Pari réussi entre l'UdeM et l'Organisation internationale de la Francophonie

Didier Kouakou, participant du programme de volontariat de l'OIF, a passé la dernière année au Bureau de valorisation de la langue française et de la Francophonie de l'Université de Montréal.

Didier Kouakou, participant du programme de volontariat de l'OIF, a passé la dernière année au Bureau de valorisation de la langue française et de la Francophonie de l'Université de Montréal.

Crédit : Amélie Philibert

En 5 secondes

L’Université de Montréal vient de terminer sa première année en tant qu'hôte du programme de volontariat international de l’Organisation internationale de la Francophonie.

«Sur le plan humain, une telle expérience nous change à jamais.» C’est le constat que fait l’Ivoirien Didier Kouakou au terme d’une année passée comme volontaire au Bureau de valorisation de la langue française et de la Francophonie (BVLFF) de l’Université de Montréal. Issu d’un programme de mobilité internationale de l’Organisation internationale de la Francophonie (OIF), le volontaire est un jeune diplômé qui s’engage dans un projet présenté par une organisation francophone membre.

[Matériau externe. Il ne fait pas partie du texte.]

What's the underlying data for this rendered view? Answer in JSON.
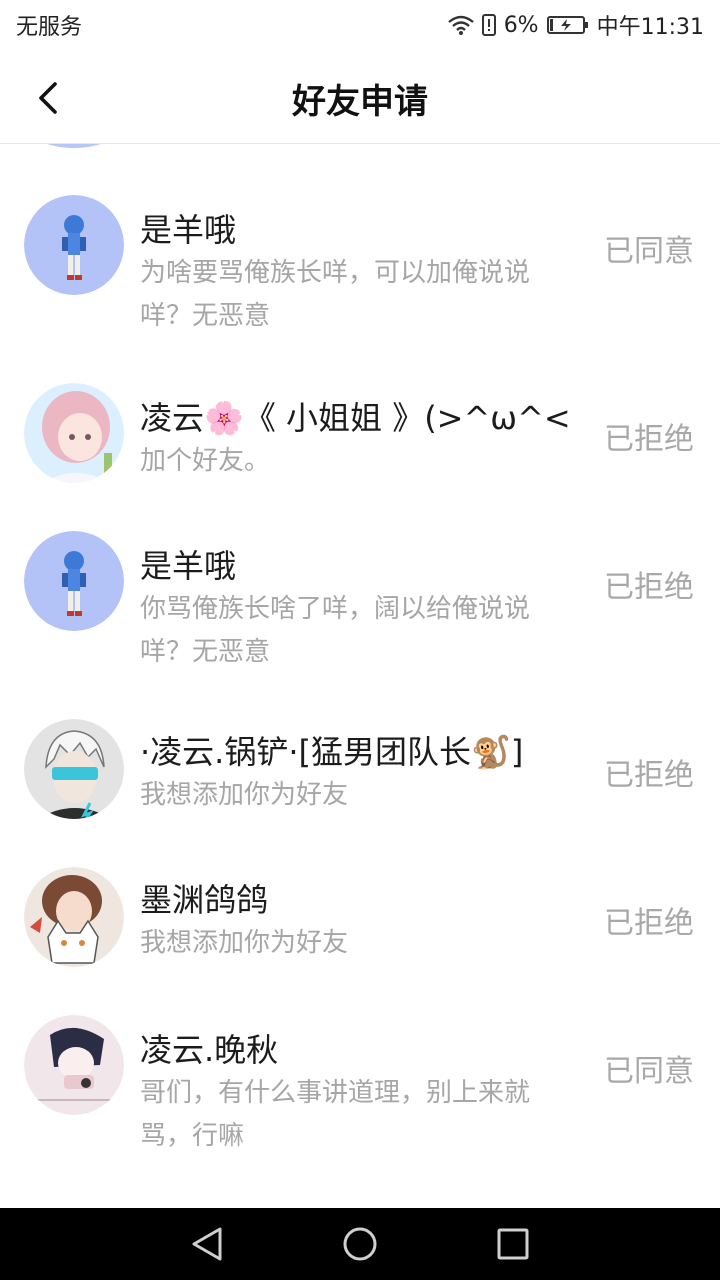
{
  "status_bar": {
    "carrier": "无服务",
    "battery": "6%",
    "time": "中午11:31"
  },
  "header": {
    "title": "好友申请"
  },
  "requests": [
    {
      "name": "是羊哦",
      "message": "为啥要骂俺族长咩，可以加俺说说咩？无恶意",
      "status": "已同意",
      "avatar": "anime-blue-hair-avatar"
    },
    {
      "name": "凌云🌸《 小姐姐 》(>^ω^<",
      "message": "加个好友。",
      "status": "已拒绝",
      "avatar": "anime-pink-hair-avatar"
    },
    {
      "name": "是羊哦",
      "message": "你骂俺族长啥了咩，阔以给俺说说咩？无恶意",
      "status": "已拒绝",
      "avatar": "anime-blue-hair-avatar"
    },
    {
      "name": "·凌云.锅铲·[猛男团队长🐒]",
      "message": "我想添加你为好友",
      "status": "已拒绝",
      "avatar": "cyber-visor-avatar"
    },
    {
      "name": "墨渊鸽鸽",
      "message": "我想添加你为好友",
      "status": "已拒绝",
      "avatar": "anime-brown-hair-cat-avatar"
    },
    {
      "name": "凌云.晚秋",
      "message": "哥们，有什么事讲道理，别上来就骂，行嘛",
      "status": "已同意",
      "avatar": "klasse14-avatar"
    }
  ],
  "colors": {
    "status_text": "#a8a8a8",
    "message_text": "#a6a6a6",
    "nav_bar": "#000000"
  }
}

Pour Monique Cormier, vice-rectrice associée à la langue française et à la Francophonie et directrice du BVLFF, l’expérience a également été positive, au point de souhaiter accueillir de nouveau un volontaire en 2019. «Comme structure d’accueil, nous avons pris de l’expérience et les besoins ne manquent pas, mentionne-t-elle. Il faut dire aussi que l’OIF accomplit un travail très utile en amont, en faisant un choix de candidats et candidates qui, quand arrive pour nous le moment des entrevues, font tous valoir de grandes qualités.»

Dans le cas de Didier Kouakou, c’est particulièrement son expertise en communication Web et nouveaux médias qui a été appréciée. Pas étonnant, alors, qu’il ait retenu comme projet phare de son volontariat la campagne «Le français, c’est dans l’ADN de l’UdeM», à laquelle il a étroitement contribué. «Par le passé, le Bureau organisait des campagnes sur le terrain avec des kiosques d’information notamment, raconte M. Kouakou. Pour cette campagne-ci, un volet numérique s’est ajouté suivant l’un des objectifs du BVLFF, qui était de mettre à profit le Web et les médias sociaux. L’effet a été remarquable, et c’est justement l’avantage de ces technologies: elles permettent de mieux mesurer la portée de nos campagnes.»

Un bureau qui entretient un dialogue avec l’ensemble de la Francophonie

Monique Cormier est vice-rectrice associée à la langue française et à la Francophonie et directrice du BVLFF à l'Université de Montréal.

Crédit : Amélie Philibert

Le Bureau de valorisation de la langue française et de la Francophonie de l’Université de Montréal est en plein essor. Par leur expertise, leur imagination et leurs idées, les volontaires de l’OIF tel Didier Kouakou participent à cette expansion. «Le bagage francophone de ces volontaires nous est des plus utiles pour mettre en œuvre de nouveaux projets très concrets», explique Monique Cormier. M. Kouakou souligne pour sa part le caractère unique du BVLFF. «C’est une richesse en plus d’être une structure d’exception: l’Université de Montréal est l’une des rares universités francophones à avoir un bureau consacré à la valorisation de sa langue par des actions novatrices.»

C’est d’ailleurs la place accordée au français et la rigueur des organisations chargées de son renforcement qui ont marqué Didier Kouakou à son arrivée à Montréal. «J’ai été réellement épaté par la valeur accordée à la langue. Ce souci dans l’usage du français va me suivre, si bien que je vais partir du Québec encore plus francophone qu’à mon arrivée!» dit-il en riant.

Pour Monique Cormier, il est impératif pour l’Université de Montréal de nouer des liens avec les francophones du monde. «Sinon, la Francophonie reste un concept abstrait ou centré sur nous-mêmes. Le volontaire est celui qui nous rappelle que la Francophonie s’étend au-delà du Québec. Plus encore, si le volontaire est africain, comme Didier, il nous sensibilise au fait que l’avenir de la Francophonie est précisément en Afrique. Quelle meilleure façon d’intégrer cette dimension dans notre travail quotidien qu’en accueillant un volontaire? Il ne faut pas négliger cette amorce de dialogues à petite échelle.»